Virginia’s House of Delegates Republicans have passed a series of bills retreating from Virginia’s rush toward a fossil-fuel free future, but they were party-line votes and Democrats in the Virginia Senate, who hold a majority on that side, may promptly kill them all.
Two bills aimed at repealing or amending the 2020 Virginia Clean Economy Act (VCEA) were also opposed in testimony by Virginia’s major electric utilities, who are heavily investing in the mandated renewable energy assets, including a planned 179 turbine offshore wind facility planned by Dominion Energy Virginia. Various environmental groups were unified and vocal in their opposition to the bills.
But the utility opposition expressed in the House Committee on Commerce and Energy did not stop the bills. On the more comprehensive proposal two senior Republicans did choose not to vote in committee. Once House Bill 118 got to the full House, however, both cast aye votes. One of them had voted in favor of the VCEA two years ago, the only Republican delegate to do so.
On the Senate side, the utility opposition is likely to stiffen.
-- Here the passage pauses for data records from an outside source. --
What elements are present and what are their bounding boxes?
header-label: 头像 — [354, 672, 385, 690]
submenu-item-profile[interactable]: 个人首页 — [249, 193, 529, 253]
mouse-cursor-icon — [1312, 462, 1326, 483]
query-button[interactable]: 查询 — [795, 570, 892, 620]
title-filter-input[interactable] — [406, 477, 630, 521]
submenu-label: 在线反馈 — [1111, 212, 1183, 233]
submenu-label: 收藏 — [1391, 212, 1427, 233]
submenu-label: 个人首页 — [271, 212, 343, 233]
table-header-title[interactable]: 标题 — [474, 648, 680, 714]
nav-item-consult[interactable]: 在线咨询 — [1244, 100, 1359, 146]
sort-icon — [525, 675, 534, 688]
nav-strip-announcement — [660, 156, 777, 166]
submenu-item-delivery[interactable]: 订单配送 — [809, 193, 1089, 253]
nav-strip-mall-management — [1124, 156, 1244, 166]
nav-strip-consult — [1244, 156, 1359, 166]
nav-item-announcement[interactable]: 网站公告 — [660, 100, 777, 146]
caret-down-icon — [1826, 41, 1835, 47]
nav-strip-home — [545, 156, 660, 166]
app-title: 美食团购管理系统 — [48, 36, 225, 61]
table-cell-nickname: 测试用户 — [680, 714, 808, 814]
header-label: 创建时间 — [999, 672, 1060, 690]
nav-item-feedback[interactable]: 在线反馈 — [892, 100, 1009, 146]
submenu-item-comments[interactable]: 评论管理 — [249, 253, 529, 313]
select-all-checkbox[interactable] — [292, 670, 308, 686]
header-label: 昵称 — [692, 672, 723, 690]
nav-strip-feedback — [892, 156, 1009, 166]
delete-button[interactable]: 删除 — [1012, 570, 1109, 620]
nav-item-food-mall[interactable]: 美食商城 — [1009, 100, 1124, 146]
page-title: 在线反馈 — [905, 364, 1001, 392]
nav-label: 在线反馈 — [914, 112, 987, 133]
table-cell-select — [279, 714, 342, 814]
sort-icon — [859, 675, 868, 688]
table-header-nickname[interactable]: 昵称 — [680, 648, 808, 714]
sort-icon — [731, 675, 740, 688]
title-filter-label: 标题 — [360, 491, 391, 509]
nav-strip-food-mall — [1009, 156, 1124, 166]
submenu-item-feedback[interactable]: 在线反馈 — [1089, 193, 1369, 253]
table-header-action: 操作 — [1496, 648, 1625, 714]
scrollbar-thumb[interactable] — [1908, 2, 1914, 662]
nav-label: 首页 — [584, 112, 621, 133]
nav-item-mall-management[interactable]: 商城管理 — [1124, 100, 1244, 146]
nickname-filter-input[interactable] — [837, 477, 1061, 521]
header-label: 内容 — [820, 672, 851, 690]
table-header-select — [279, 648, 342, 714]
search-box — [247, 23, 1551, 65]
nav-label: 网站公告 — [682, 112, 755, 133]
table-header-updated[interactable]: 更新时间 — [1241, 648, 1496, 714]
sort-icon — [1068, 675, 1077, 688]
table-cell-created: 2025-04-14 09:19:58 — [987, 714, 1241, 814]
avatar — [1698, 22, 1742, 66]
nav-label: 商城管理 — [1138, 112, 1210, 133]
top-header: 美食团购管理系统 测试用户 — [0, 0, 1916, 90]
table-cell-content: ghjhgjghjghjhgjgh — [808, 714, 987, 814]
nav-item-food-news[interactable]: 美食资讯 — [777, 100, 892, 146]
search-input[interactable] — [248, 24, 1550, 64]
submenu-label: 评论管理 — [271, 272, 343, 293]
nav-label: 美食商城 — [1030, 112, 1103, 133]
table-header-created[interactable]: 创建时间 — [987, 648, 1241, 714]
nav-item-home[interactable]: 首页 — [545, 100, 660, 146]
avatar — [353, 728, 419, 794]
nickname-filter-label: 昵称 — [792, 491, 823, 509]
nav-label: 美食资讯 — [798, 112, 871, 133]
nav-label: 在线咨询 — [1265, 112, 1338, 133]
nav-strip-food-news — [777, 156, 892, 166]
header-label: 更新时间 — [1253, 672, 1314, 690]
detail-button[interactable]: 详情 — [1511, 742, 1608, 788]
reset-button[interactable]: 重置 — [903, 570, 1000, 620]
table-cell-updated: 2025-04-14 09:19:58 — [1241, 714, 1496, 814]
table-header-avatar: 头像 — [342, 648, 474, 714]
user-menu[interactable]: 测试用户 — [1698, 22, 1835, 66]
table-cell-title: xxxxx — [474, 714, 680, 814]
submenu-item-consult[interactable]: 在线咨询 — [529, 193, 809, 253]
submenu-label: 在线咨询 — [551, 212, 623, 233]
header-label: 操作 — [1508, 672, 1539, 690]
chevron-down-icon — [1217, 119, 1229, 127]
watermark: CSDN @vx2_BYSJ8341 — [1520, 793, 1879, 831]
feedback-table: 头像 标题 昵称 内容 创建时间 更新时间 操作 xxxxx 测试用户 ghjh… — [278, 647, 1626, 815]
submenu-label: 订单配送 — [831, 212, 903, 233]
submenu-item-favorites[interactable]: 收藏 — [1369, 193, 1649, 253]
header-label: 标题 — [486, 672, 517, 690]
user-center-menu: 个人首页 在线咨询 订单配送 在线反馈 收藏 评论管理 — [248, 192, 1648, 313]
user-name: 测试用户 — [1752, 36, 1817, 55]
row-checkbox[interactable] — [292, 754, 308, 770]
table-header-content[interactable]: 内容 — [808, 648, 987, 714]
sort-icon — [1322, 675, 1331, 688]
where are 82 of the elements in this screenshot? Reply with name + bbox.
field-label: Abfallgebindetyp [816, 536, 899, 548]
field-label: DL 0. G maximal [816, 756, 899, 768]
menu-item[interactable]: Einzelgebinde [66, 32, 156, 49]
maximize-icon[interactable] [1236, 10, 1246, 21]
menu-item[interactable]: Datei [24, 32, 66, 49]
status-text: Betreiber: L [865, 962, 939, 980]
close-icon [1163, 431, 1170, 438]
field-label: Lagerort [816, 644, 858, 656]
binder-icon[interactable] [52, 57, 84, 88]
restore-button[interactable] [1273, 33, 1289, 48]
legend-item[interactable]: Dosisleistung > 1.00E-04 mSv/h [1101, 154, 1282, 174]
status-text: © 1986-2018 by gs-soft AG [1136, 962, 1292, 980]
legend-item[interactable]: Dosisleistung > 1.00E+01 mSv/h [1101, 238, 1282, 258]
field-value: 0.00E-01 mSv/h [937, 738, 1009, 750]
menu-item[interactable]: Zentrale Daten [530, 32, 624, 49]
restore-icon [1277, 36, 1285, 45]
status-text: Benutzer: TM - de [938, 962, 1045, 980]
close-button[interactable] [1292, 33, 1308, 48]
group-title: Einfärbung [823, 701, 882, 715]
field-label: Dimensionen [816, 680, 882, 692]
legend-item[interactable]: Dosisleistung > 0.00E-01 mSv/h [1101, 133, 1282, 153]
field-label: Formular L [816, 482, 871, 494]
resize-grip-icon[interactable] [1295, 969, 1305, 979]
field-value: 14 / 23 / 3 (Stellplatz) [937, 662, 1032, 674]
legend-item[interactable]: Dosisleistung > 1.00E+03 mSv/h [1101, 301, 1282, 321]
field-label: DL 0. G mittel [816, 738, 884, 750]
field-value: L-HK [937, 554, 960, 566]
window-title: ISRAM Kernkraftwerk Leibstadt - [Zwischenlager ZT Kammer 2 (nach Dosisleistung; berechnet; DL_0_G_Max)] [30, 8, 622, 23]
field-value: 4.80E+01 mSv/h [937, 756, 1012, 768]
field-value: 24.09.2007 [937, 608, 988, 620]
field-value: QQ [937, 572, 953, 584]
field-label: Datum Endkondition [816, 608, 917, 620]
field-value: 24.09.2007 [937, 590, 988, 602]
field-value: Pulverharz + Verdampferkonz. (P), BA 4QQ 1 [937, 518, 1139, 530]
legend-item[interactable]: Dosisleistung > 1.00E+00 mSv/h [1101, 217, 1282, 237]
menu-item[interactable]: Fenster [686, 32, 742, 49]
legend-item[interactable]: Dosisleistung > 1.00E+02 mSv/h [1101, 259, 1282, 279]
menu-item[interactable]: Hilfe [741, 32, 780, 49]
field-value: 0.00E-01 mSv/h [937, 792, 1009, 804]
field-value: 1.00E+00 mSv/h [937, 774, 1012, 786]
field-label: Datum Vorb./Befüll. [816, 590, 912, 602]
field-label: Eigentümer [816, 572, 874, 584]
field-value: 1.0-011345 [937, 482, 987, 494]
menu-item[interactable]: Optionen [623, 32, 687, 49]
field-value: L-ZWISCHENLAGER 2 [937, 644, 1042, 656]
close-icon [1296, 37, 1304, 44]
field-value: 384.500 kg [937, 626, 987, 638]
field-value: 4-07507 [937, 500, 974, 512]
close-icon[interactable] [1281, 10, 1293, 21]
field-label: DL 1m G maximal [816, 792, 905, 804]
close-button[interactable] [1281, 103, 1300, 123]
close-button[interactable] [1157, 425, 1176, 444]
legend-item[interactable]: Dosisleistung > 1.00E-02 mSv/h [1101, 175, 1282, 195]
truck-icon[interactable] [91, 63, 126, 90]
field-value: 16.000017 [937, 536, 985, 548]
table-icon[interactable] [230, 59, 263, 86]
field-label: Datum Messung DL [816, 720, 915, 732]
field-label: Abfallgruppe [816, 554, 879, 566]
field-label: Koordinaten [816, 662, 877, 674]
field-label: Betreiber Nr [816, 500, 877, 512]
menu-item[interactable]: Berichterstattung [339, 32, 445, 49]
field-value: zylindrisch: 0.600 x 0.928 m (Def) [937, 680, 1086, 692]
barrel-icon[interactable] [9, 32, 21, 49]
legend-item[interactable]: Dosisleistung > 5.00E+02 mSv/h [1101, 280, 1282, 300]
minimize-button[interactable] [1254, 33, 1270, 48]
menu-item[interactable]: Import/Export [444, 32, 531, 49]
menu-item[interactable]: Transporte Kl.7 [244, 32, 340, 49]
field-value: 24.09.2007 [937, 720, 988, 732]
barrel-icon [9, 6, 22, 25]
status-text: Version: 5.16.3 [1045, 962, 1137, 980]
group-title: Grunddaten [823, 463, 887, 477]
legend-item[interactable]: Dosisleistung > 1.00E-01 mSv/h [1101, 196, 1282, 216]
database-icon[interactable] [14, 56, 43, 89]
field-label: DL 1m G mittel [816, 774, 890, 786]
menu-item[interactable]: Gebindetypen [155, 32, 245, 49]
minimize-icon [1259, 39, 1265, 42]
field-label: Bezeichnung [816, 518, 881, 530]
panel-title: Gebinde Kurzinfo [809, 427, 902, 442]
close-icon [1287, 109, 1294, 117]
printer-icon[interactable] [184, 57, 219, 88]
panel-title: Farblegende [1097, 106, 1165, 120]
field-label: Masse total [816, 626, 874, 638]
The committee likely to hear all or most of the bills is split between 12 Democrats and 3 Republicans, and two of those Republicans have already voted to kill (“pass by indefinitely”) another measure written to amend the VCEA and give the State Corporation Commission authority to reject the renewable projects.
There was very little debate on the House side and no legislative maneuvering as the Republicans went on record dismantling the net-zero emissions vision that Democrats imposed when they had control in 2020 and 2021.
None of the bills have received any public discussion, let alone support, from Governor Glenn Youngkin (R) or members of his administration. The only element of his Day One agenda touched upon by these bills is ending Virginia’s participation in the Regional Greenhouse Gas Initiative. There are other paths besides legislation to drop out of RGGI and end the related carbon tax.
Youngkin would likely be happy to sign House Bill 1301, a direct repeal of RGGI. The same goal is accomplished in House Bill 118, but that legislation goes much farther and repeals all of VCEA as well. Its passage was highlighted on the Republican House Caucus list of “promises kept” issued on Tuesday..
The argument against House Bill 118 on the floor fell to Delegate Richard “Rip” Sullivan, D-Arlington, who claimed its passage and the coming solar and wind dependence are major economic assets to the Commonwealth. “Jobs and businesses are pouring into Virginia,” he said. Certainly jobs for installers will explode, during installation, and there is one turbine blade assembly plant planned for Hampton Roads to support the offshore wind construction.
Drawing far less attention on the floor was a bill that passed the day before, House Bill 73, which actually received one vote from a Democrat. It leaves most of the VCEA intact but removes the specific mandates of how much wind and solar must be built, and by when, and restores the State Corporation Commission authority to rule on need, reasonableness and prudence. Those standard tests were overridden by the VCEA as passed.
Many Democrats have at least given lip service to restoring the SCC’s independent review to protect consumers but missed this chance to put that position into action.
Two House Democrats are on record voting for House Bill 1257, which establishes in law a right to use natural gas if it is available. It was filed in response to a move by the City of Richmond, copying a national trend, threatening to close down its municipally-run gas utility. Under the pending bill Richmond would have to seek a buyer for the operation instead.
But the bill is broader than that, prohibiting local ordinances against new gas connections and reaching to non-utility uses of natural gas. Eliminating natural gas from electricity generation is only part of the net-zero vision, which extends to an outright ban on the energy source. Nay votes on the bill can and will be portrayed as votes to kill natural gas period.
Finally, the House Republicans also voted as a block to reverse a recent regulation adopted by the Air Pollution Control Board and signed by previous Governor Ralph Northam (D.) Dubbed by supporters as the Clean Car Rule, it would tie Virginia’s market for new vehicles to rules promulgated by the California Air Resources Board.
House Bill 1267 (no Democrat support for this one) would allow the air board to reconsider such a regulation. But this time it would have to do a full regulatory review and allow public comment, short-circuited in earlier legislation. And it would move the timeline for Virginia’s alignment to the California rules to no earlier than 2029. California is planning to ban the sale of any new internal combustion or hybrid cars and small trucks by 2035. Virginia’s auto dealers lobby cheered the regulation and is opposing this bill.
Democrats, confident public opinion is on their side, are dug in, although polling data suggests voters stand on the side of the GOP’s legislators. The State Senate majority is likely to confirm its desire to prohibit new gasoline or diesel cars, prohibit natural gas stoves and furnaces, impose ever higher carbon taxes on electricity and then close down all fossil fuel generation. The deadlines are always way past the next election or even the end of their careers.